The former world number one and Olympic bronze medallist this week called time on her international career at the age of 42.
Williamson became only the third Brit to take part in six consecutive Olympics when she competed at London 2012. She previously won a bronze medal in Athens in 2004 having first appeared on the Olympic scene in Barcelona in 1992.
As well as Olympic success she won individual and team commonwealth silver medals in Delhi in 2010, along with a host of other international and domestic titles.
In 2012 she was awarded an MBE for services to archery.
Williamson, a primary school teacher, who lives in Great Haywood, said it was not a tough decision to give up international competition after more than 25 years.
“I just couldn’t continue to dedicate the hours needed to be competing at the top level any more,” she said.
“It has been an amazing journey. The sport has been a part of my life since I was six years old and has taken me to places and introduced me to people that I would not have had the pleasure of in any other profession.
“But I put my teaching career on hold to represent my country at various events across the globe and now the time is right to just concentrate on the day job.”

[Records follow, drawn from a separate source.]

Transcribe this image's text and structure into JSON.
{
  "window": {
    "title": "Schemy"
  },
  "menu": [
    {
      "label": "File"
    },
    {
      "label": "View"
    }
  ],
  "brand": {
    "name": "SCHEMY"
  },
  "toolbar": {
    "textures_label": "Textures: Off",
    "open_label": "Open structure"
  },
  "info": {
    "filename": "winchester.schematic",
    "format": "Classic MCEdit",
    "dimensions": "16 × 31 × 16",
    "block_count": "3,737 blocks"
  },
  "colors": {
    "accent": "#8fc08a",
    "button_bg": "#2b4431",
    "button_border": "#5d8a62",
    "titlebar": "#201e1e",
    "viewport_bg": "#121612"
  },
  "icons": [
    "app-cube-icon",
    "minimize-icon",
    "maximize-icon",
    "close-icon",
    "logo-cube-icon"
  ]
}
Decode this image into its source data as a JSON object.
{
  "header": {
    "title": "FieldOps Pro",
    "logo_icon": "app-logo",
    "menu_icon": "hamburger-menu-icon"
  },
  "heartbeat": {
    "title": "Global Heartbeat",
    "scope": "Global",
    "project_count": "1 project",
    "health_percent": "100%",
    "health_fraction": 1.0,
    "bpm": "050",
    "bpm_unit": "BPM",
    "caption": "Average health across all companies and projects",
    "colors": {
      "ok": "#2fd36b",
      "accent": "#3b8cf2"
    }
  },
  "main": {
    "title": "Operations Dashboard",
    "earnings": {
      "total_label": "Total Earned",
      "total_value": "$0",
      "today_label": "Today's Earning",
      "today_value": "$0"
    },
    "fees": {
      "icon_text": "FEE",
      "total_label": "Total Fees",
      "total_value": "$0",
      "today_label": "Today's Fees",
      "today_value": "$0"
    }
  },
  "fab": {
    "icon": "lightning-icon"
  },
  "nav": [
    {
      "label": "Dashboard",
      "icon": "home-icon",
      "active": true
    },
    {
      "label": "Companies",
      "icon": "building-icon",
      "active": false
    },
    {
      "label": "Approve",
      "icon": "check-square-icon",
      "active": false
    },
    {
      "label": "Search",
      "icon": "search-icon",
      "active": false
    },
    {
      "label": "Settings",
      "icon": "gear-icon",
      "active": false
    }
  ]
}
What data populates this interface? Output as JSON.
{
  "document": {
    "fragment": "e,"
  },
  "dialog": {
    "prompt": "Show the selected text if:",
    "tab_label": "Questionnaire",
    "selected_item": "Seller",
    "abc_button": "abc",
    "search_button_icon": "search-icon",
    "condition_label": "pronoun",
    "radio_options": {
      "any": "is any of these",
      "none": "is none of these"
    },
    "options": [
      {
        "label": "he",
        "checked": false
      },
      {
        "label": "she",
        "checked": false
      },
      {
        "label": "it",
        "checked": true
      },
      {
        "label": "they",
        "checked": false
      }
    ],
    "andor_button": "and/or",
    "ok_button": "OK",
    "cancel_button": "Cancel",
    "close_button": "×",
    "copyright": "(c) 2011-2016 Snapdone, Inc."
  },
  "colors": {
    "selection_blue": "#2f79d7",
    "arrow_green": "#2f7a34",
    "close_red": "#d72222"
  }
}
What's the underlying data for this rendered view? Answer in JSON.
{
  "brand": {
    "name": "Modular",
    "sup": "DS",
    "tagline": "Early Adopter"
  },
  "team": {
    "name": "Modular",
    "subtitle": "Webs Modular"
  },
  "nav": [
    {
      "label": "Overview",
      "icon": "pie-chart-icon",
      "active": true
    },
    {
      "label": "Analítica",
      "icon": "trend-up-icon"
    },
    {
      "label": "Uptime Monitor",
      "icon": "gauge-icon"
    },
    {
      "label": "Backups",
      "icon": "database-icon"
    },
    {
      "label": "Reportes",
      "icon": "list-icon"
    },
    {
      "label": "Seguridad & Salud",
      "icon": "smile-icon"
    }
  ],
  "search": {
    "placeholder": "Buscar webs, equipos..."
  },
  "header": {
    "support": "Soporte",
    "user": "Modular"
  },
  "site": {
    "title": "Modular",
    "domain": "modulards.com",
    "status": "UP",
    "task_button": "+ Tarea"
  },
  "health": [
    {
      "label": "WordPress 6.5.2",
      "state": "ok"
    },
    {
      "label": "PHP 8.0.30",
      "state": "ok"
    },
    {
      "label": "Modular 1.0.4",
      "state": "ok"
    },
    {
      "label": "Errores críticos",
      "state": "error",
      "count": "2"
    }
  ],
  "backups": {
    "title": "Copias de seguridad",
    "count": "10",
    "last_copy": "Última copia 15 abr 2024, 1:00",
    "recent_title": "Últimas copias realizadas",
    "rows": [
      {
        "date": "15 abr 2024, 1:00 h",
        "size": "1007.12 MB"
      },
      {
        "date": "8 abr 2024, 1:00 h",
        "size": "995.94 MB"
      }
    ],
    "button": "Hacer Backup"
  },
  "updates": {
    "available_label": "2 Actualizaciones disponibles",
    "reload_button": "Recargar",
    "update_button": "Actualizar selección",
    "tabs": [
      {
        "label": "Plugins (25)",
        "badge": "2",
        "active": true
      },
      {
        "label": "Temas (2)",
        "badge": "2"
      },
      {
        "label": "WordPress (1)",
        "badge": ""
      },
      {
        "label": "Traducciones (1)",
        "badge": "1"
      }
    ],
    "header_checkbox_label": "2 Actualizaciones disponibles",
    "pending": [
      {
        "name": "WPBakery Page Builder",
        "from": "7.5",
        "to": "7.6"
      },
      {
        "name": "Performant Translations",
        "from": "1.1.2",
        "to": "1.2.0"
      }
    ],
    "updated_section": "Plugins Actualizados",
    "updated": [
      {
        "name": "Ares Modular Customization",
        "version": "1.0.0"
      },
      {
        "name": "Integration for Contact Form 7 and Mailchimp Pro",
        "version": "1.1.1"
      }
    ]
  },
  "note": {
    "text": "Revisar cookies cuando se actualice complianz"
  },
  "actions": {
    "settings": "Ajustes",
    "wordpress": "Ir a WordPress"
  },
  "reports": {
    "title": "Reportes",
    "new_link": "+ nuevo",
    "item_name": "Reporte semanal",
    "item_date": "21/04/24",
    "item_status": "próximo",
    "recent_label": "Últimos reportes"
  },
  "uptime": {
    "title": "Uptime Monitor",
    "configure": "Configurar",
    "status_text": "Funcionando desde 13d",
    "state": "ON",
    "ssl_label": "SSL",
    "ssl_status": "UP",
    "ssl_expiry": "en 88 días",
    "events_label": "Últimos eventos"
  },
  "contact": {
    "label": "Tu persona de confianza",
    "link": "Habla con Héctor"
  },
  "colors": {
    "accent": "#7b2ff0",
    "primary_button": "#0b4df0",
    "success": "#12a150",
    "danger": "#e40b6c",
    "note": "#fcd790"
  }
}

She won her individual bronze by a single point in a nail-biting match with Shu Chi Yuan of Chinese Taipei.
Four years later in Beijing she narrowly missed out on adding to her collection as part of the British Team which lost in the bronze-medal match.
She added: “All the Olympics have been special and hold some incredible memories for me. I suppose the two that stand out would be Athens and of course London. What better way to end your involvement in international competition than at the games in your own country.
Despite ending her international career she will still be involved in archery at grassroots level working with Energize – the county sports partnership for Shropshire, Telford and Wrekin – to promote Olympic values and introduce youngsters to the sport.
“Archery is a fantastic activity and that is why I still love being a part of it. And you never know, among the thousands of youngsters I get to meet there may be a budding Olympic champion,” she said.